Norway may next year decide that its $800 billion sovereign wealth fund, the world’s biggest, should boycott companies that produce coal, the government’s leading party said.
The opposition Labor Party, Norway’s biggest, last month proposed a ban on investments in stocks and bonds issued by those companies in a bid to promote cleaner energy. That proposal could gather a majority in parliament and be included in the oil fund’s investment strategy, according to Nikolai Astrup, energy and environment spokesman for the Conservative Party, which heads the new government.
“It’s an interesting proposal,” he said in an interview in Oslo today. “Parliament shouldn’t express an opinion on the risk profile of investments in different asset classes. That should be left to the experts. If we decide to exclude coal from the portfolio, it’s because coal -– at least coal without carbon capture and storage -- is incompatible with our global climate goals.”

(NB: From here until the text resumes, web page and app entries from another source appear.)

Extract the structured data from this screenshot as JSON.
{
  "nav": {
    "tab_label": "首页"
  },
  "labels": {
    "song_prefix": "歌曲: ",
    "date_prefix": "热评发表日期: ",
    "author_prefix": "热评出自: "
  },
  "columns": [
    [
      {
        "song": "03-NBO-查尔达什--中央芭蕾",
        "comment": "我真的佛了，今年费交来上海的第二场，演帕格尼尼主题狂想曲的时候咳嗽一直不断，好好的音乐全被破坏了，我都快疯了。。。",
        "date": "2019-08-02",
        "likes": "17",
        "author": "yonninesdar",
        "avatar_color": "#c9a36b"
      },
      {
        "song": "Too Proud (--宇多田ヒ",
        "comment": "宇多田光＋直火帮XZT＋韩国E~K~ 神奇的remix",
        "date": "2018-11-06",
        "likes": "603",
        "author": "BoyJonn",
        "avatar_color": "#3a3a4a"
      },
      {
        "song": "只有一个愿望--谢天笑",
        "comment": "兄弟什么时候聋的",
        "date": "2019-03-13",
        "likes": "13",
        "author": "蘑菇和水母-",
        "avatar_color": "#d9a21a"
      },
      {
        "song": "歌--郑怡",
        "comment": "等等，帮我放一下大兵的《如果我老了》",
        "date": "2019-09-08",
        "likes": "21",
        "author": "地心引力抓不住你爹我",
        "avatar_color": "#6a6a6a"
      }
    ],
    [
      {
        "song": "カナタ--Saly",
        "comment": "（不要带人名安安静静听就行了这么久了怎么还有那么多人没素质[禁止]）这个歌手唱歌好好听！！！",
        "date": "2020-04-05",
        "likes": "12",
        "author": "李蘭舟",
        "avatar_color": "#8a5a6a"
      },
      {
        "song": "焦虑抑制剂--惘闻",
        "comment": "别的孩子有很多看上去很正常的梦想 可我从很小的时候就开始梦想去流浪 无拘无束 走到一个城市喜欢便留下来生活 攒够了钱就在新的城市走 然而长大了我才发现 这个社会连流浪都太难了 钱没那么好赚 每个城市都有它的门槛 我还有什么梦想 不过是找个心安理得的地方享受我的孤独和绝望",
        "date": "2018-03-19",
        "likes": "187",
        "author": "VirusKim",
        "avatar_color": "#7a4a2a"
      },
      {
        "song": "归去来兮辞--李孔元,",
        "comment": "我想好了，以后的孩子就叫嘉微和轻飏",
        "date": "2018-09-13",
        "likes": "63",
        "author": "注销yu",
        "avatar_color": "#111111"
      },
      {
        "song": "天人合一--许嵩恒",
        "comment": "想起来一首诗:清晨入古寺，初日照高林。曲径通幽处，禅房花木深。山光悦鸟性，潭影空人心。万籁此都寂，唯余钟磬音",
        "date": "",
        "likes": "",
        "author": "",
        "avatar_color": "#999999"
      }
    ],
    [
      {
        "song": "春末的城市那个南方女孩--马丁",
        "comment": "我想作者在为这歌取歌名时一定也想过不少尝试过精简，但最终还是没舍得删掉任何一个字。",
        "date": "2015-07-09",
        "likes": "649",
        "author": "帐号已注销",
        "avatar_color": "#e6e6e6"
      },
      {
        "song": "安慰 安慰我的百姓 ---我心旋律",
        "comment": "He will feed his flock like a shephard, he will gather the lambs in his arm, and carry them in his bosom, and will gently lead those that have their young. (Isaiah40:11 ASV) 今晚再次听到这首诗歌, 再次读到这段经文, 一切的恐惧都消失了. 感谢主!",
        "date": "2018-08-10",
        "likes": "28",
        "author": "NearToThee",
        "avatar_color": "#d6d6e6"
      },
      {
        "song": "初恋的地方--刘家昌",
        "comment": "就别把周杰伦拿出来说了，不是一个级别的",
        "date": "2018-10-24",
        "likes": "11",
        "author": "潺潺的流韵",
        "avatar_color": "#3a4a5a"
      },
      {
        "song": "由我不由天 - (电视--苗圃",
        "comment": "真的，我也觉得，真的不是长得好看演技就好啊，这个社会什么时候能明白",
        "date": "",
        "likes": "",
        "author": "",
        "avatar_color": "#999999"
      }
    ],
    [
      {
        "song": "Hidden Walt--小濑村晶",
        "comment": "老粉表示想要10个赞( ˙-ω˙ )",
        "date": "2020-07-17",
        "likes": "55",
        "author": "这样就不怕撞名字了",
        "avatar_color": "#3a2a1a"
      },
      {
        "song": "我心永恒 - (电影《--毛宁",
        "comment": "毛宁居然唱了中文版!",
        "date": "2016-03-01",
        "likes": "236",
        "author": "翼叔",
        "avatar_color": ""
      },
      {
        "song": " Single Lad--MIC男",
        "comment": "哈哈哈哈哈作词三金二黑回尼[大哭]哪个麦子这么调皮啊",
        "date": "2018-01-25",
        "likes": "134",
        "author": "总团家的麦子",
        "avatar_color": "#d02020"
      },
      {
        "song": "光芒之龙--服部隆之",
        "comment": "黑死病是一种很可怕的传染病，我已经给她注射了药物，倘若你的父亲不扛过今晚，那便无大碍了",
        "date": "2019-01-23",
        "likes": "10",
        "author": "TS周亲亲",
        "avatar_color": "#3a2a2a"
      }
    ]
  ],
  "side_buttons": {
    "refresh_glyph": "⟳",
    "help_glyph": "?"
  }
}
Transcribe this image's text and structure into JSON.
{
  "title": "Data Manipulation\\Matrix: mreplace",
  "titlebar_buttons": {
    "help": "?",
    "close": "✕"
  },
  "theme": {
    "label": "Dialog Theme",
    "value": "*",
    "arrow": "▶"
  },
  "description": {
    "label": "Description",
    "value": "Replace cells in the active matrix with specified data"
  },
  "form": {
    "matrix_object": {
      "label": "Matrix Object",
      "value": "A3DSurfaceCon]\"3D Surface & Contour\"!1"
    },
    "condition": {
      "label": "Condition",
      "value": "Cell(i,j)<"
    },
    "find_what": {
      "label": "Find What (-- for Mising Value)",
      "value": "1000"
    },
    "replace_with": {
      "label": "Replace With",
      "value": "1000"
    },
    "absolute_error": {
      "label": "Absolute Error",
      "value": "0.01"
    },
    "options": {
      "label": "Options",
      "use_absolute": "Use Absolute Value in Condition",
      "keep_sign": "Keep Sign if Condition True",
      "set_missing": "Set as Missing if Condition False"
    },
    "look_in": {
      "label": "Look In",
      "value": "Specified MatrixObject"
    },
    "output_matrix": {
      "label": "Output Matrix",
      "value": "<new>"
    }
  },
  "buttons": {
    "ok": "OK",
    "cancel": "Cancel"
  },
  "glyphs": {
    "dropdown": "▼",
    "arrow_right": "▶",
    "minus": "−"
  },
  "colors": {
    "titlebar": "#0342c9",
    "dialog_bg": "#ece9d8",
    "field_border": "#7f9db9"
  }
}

Norges Bank Investment Management, which manages the fund, held stakes in coal producers including BHP Billiton Ltd. (BHP), Bumi Plc (BUMI), Arch Coal Inc. (ACI) and Peabody Energy Corp. (BTU) as of Dec. 31, according to the latest information available on its website.
As the new government prepares for its first annual review of the fund’s management, usually in April, Norwegian Finance Minister Siv Jensen last month backed down from campaign talk of restructuring the fund to tackle challenges resulting from its size. The fund’s value has quadrupled since 2005.
Oeystein Olsen, governor of Norges Bank which oversees the management of the fund, last month said it would be natural for the fund to enter new asset classes such as infrastructure and private equity.
The fund, which gets its money from oil and gas output and dividends from Statoil ASA (STL), the country’s biggest energy producer, should diversify into clean-energy investments to reduce risk, a former strategy adviser said in a report earlier this year.
Labor has said it will follow up on its proposal to cut coal-related investments when the government’s white paper on the fund is presented next year. The Conservatives have yet to take a position on the proposal, Astrup said, declining to comment further.
“It’s not a simple matter,” he said, referring to Norway’s own production of coal. Store Norske Spitsbergen Kulkompani AS mines the fuel on Norway’s Arctic Svalbard island and is 99.9 percent owned by the state.